Un fallo técnico que profundiza el dolor

La controversia judicial se desató luego de que los jueces Richard Trinchieri, Federico Sommer y Florencia Martini decidieran recortar los tiempos de reclusión originalmente dictados. Bajo el argumento técnico de una "doble valoración" de las pruebas, las penas se ajustaron a la baja:

Para el coautor del hecho, la condena pasó de 6 años a 5 años y 8 meses.

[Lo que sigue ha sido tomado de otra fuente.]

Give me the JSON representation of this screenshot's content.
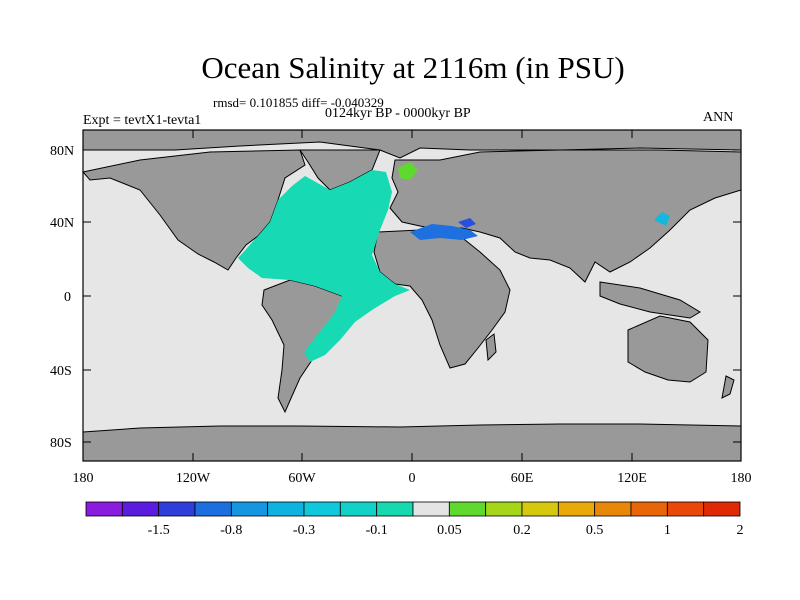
{
  "title": "Ocean Salinity at 2116m (in PSU)",
  "stats": "rmsd= 0.101855  diff= -0.040329",
  "period": "0124kyr BP - 0000kyr BP",
  "experiment": "Expt = tevtX1-tevta1",
  "season": "ANN",
  "lat_labels": [
    "80N",
    "40N",
    "0",
    "40S",
    "80S"
  ],
  "lon_labels": [
    "180",
    "120W",
    "60W",
    "0",
    "60E",
    "120E",
    "180"
  ],
  "colorbar": {
    "colors": [
      "#8a1ce0",
      "#5a1de0",
      "#2f3ddb",
      "#1d6fe0",
      "#1596e0",
      "#0fb3e0",
      "#0fc8dd",
      "#12d2c8",
      "#16d9b0",
      "#e4e4e4",
      "#5fd92e",
      "#a5d619",
      "#d6c80f",
      "#e8a90a",
      "#e88708",
      "#e86608",
      "#e84808",
      "#e02a06"
    ],
    "labels": [
      "-1.5",
      "-0.8",
      "-0.3",
      "-0.1",
      "0.05",
      "0.2",
      "0.5",
      "1",
      "2"
    ]
  },
  "colors": {
    "land": "#999999",
    "ocean_neutral": "#e6e6e6",
    "atlantic_anomaly": "#17d9b3",
    "mediterranean": "#1e6fe0",
    "black_sea": "#2a4ede",
    "norwegian_sea": "#5fd92e",
    "north_pacific_patch": "#14b8dd"
  }
}
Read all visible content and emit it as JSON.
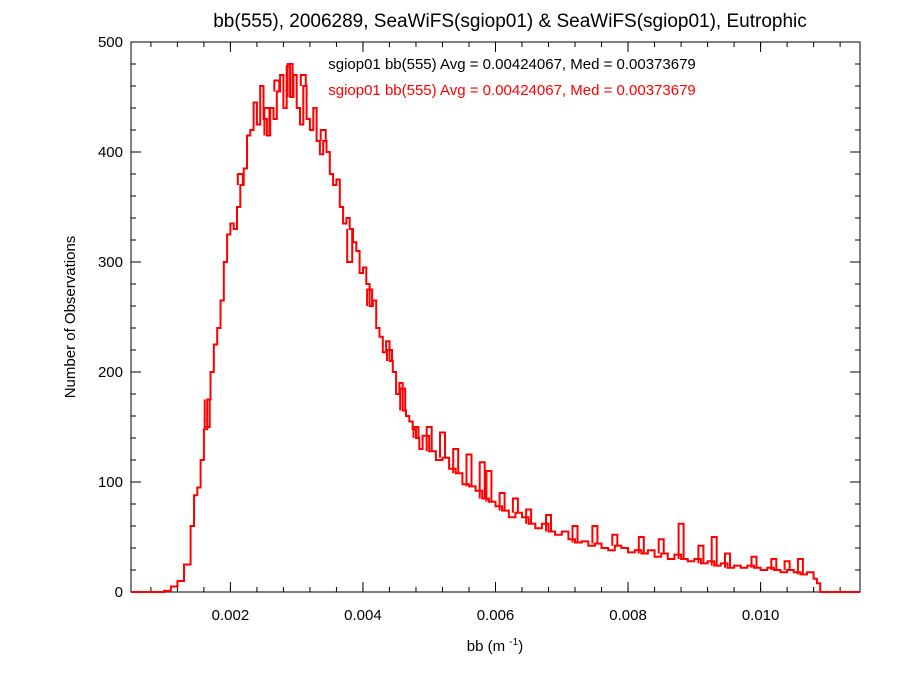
{
  "chart_data": {
    "type": "histogram",
    "title": "bb(555), 2006289, SeaWiFS(sgiop01) & SeaWiFS(sgiop01), Eutrophic",
    "xlabel": "bb (m",
    "xlabel_sup": "-1",
    "xlabel_suffix": ")",
    "ylabel": "Number of Observations",
    "xlim": [
      0.0005,
      0.0115
    ],
    "ylim": [
      0,
      500
    ],
    "xticks": [
      {
        "value": 0.002,
        "label": "0.002"
      },
      {
        "value": 0.004,
        "label": "0.004"
      },
      {
        "value": 0.006,
        "label": "0.006"
      },
      {
        "value": 0.008,
        "label": "0.008"
      },
      {
        "value": 0.01,
        "label": "0.010"
      }
    ],
    "yticks": [
      {
        "value": 0,
        "label": "0"
      },
      {
        "value": 100,
        "label": "100"
      },
      {
        "value": 200,
        "label": "200"
      },
      {
        "value": 300,
        "label": "300"
      },
      {
        "value": 400,
        "label": "400"
      },
      {
        "value": 500,
        "label": "500"
      }
    ],
    "annotations": [
      {
        "text": "sgiop01 bb(555) Avg = 0.00424067, Med = 0.00373679",
        "color": "#000000"
      },
      {
        "text": "sgiop01 bb(555) Avg = 0.00424067, Med = 0.00373679",
        "color": "#ff0000"
      }
    ],
    "series": [
      {
        "name": "sgiop01 bb(555)",
        "color": "#ff0000",
        "points": [
          [
            0.0005,
            0
          ],
          [
            0.001,
            1
          ],
          [
            0.0011,
            5
          ],
          [
            0.0012,
            10
          ],
          [
            0.0013,
            25
          ],
          [
            0.0014,
            60
          ],
          [
            0.00145,
            88
          ],
          [
            0.0015,
            95
          ],
          [
            0.00155,
            120
          ],
          [
            0.0016,
            148
          ],
          [
            0.00165,
            175
          ],
          [
            0.0017,
            200
          ],
          [
            0.00175,
            225
          ],
          [
            0.0018,
            240
          ],
          [
            0.00185,
            265
          ],
          [
            0.0019,
            300
          ],
          [
            0.00195,
            325
          ],
          [
            0.002,
            335
          ],
          [
            0.00205,
            330
          ],
          [
            0.0021,
            350
          ],
          [
            0.00215,
            370
          ],
          [
            0.0022,
            385
          ],
          [
            0.00225,
            415
          ],
          [
            0.0023,
            420
          ],
          [
            0.00235,
            445
          ],
          [
            0.0024,
            425
          ],
          [
            0.00245,
            460
          ],
          [
            0.0025,
            430
          ],
          [
            0.00255,
            415
          ],
          [
            0.0026,
            440
          ],
          [
            0.00265,
            430
          ],
          [
            0.0027,
            455
          ],
          [
            0.00275,
            470
          ],
          [
            0.0028,
            440
          ],
          [
            0.00285,
            478
          ],
          [
            0.0029,
            450
          ],
          [
            0.00295,
            470
          ],
          [
            0.003,
            440
          ],
          [
            0.00305,
            425
          ],
          [
            0.0031,
            460
          ],
          [
            0.00315,
            430
          ],
          [
            0.0032,
            420
          ],
          [
            0.00325,
            440
          ],
          [
            0.0033,
            410
          ],
          [
            0.00335,
            398
          ],
          [
            0.0034,
            410
          ],
          [
            0.00345,
            400
          ],
          [
            0.0035,
            380
          ],
          [
            0.00355,
            370
          ],
          [
            0.0036,
            375
          ],
          [
            0.00365,
            350
          ],
          [
            0.0037,
            335
          ],
          [
            0.00375,
            340
          ],
          [
            0.0038,
            330
          ],
          [
            0.00385,
            318
          ],
          [
            0.0039,
            310
          ],
          [
            0.00395,
            290
          ],
          [
            0.004,
            295
          ],
          [
            0.00405,
            280
          ],
          [
            0.0041,
            260
          ],
          [
            0.00415,
            265
          ],
          [
            0.0042,
            240
          ],
          [
            0.00425,
            232
          ],
          [
            0.0043,
            218
          ],
          [
            0.00435,
            228
          ],
          [
            0.0044,
            210
          ],
          [
            0.00445,
            200
          ],
          [
            0.0045,
            180
          ],
          [
            0.00455,
            190
          ],
          [
            0.0046,
            165
          ],
          [
            0.00465,
            160
          ],
          [
            0.0047,
            155
          ],
          [
            0.00475,
            148
          ],
          [
            0.0048,
            140
          ],
          [
            0.00485,
            130
          ],
          [
            0.0049,
            142
          ],
          [
            0.005,
            128
          ],
          [
            0.0051,
            120
          ],
          [
            0.0052,
            122
          ],
          [
            0.0053,
            112
          ],
          [
            0.0054,
            108
          ],
          [
            0.0055,
            98
          ],
          [
            0.0056,
            96
          ],
          [
            0.0057,
            92
          ],
          [
            0.0058,
            85
          ],
          [
            0.0059,
            82
          ],
          [
            0.006,
            78
          ],
          [
            0.0061,
            74
          ],
          [
            0.0062,
            68
          ],
          [
            0.0063,
            72
          ],
          [
            0.0064,
            68
          ],
          [
            0.0065,
            62
          ],
          [
            0.0066,
            58
          ],
          [
            0.0067,
            62
          ],
          [
            0.0068,
            55
          ],
          [
            0.0069,
            52
          ],
          [
            0.007,
            55
          ],
          [
            0.0071,
            48
          ],
          [
            0.0072,
            45
          ],
          [
            0.0073,
            46
          ],
          [
            0.0074,
            42
          ],
          [
            0.0075,
            44
          ],
          [
            0.0076,
            40
          ],
          [
            0.0077,
            38
          ],
          [
            0.0078,
            42
          ],
          [
            0.0079,
            40
          ],
          [
            0.008,
            36
          ],
          [
            0.0081,
            38
          ],
          [
            0.0082,
            35
          ],
          [
            0.0083,
            38
          ],
          [
            0.0084,
            32
          ],
          [
            0.0085,
            35
          ],
          [
            0.0086,
            30
          ],
          [
            0.0087,
            34
          ],
          [
            0.0088,
            30
          ],
          [
            0.0089,
            28
          ],
          [
            0.009,
            30
          ],
          [
            0.0091,
            26
          ],
          [
            0.0092,
            28
          ],
          [
            0.0093,
            24
          ],
          [
            0.0094,
            26
          ],
          [
            0.0095,
            22
          ],
          [
            0.0096,
            24
          ],
          [
            0.0097,
            22
          ],
          [
            0.0098,
            24
          ],
          [
            0.0099,
            22
          ],
          [
            0.01,
            20
          ],
          [
            0.0101,
            22
          ],
          [
            0.0102,
            20
          ],
          [
            0.0103,
            18
          ],
          [
            0.0104,
            20
          ],
          [
            0.0105,
            18
          ],
          [
            0.0106,
            16
          ],
          [
            0.0107,
            18
          ],
          [
            0.0108,
            12
          ],
          [
            0.01085,
            8
          ],
          [
            0.0109,
            0
          ],
          [
            0.0115,
            0
          ]
        ],
        "spikes": [
          [
            0.00165,
            150
          ],
          [
            0.00215,
            380
          ],
          [
            0.00255,
            440
          ],
          [
            0.0027,
            465
          ],
          [
            0.0029,
            480
          ],
          [
            0.0031,
            470
          ],
          [
            0.0034,
            420
          ],
          [
            0.0038,
            300
          ],
          [
            0.0041,
            275
          ],
          [
            0.0044,
            220
          ],
          [
            0.0046,
            185
          ],
          [
            0.0048,
            150
          ],
          [
            0.005,
            150
          ],
          [
            0.0052,
            145
          ],
          [
            0.0054,
            130
          ],
          [
            0.0056,
            125
          ],
          [
            0.0058,
            118
          ],
          [
            0.0059,
            110
          ],
          [
            0.0061,
            90
          ],
          [
            0.0063,
            85
          ],
          [
            0.0065,
            75
          ],
          [
            0.0068,
            70
          ],
          [
            0.0072,
            60
          ],
          [
            0.0075,
            60
          ],
          [
            0.0078,
            52
          ],
          [
            0.0082,
            50
          ],
          [
            0.0085,
            48
          ],
          [
            0.0088,
            62
          ],
          [
            0.0091,
            42
          ],
          [
            0.0093,
            50
          ],
          [
            0.0095,
            35
          ],
          [
            0.0099,
            32
          ],
          [
            0.0102,
            30
          ],
          [
            0.0104,
            28
          ],
          [
            0.0106,
            30
          ]
        ]
      }
    ]
  }
}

Para quien ejecutó el ataque, la pena se redujo de 9 años a 8 años y 6 meses.

Esta resolución fue recibida con estupor por la querella y el entorno de la víctima, quienes consideran que el mensaje enviado por la Justicia es de una alarmante lenidad.

El descargo de la familia: "¿No sabían lo que hacían?"
Durante la concentración en la plazoleta que hoy lleva el nombre del periodista, su padre, Jorge Caliani, ofreció un discurso desgarrador que cuestionó la lógica de los magistrados. Caliani rechazó de plano el argumento de que los agresores —menores de edad al momento del crimen— no comprendían el alcance de sus actos.

"Le dieron nueve puñaladas mientras uno lo sostenía por la espalda. Decir que no sabían lo que hacían es una burla", sentenció frente a una multitud que portaba pancartas con el rostro de su hijo.

Además, el padre del periodista denunció que, según la información procesal disponible, los condenados habrían incurrido en nuevos comportamientos delictivos incluso mientras se redactaba la sentencia que los terminó beneficiando.

Crónica de una herida abierta
El recorrido de la marcha fue profundamente simbólico. Partió desde la intersección de Fray Luis Beltrán y Saavedra, avanzando hasta la vivienda donde Juan fue atacado mortalmente durante la madrugada del 1 de abril de 2024.

El caso Caliani no solo es recordado por la brutalidad del asalto (donde los atacantes ingresaron al patio de la casa y terminaron con la vida del joven comunicador), sino también por haber puesto en debate la aplicación de la Ley Provincial 2302 de responsabilidad penal juvenil en casos de extrema violencia.

A dos años de aquel día, la comunidad de Neuquén dejó en claro que no considera el caso cerrado. Para los vecinos de La Sirena y la familia Caliani, la justicia no será completa hasta que las condenas sean firmes y proporcionales a la gravedad del daño causado.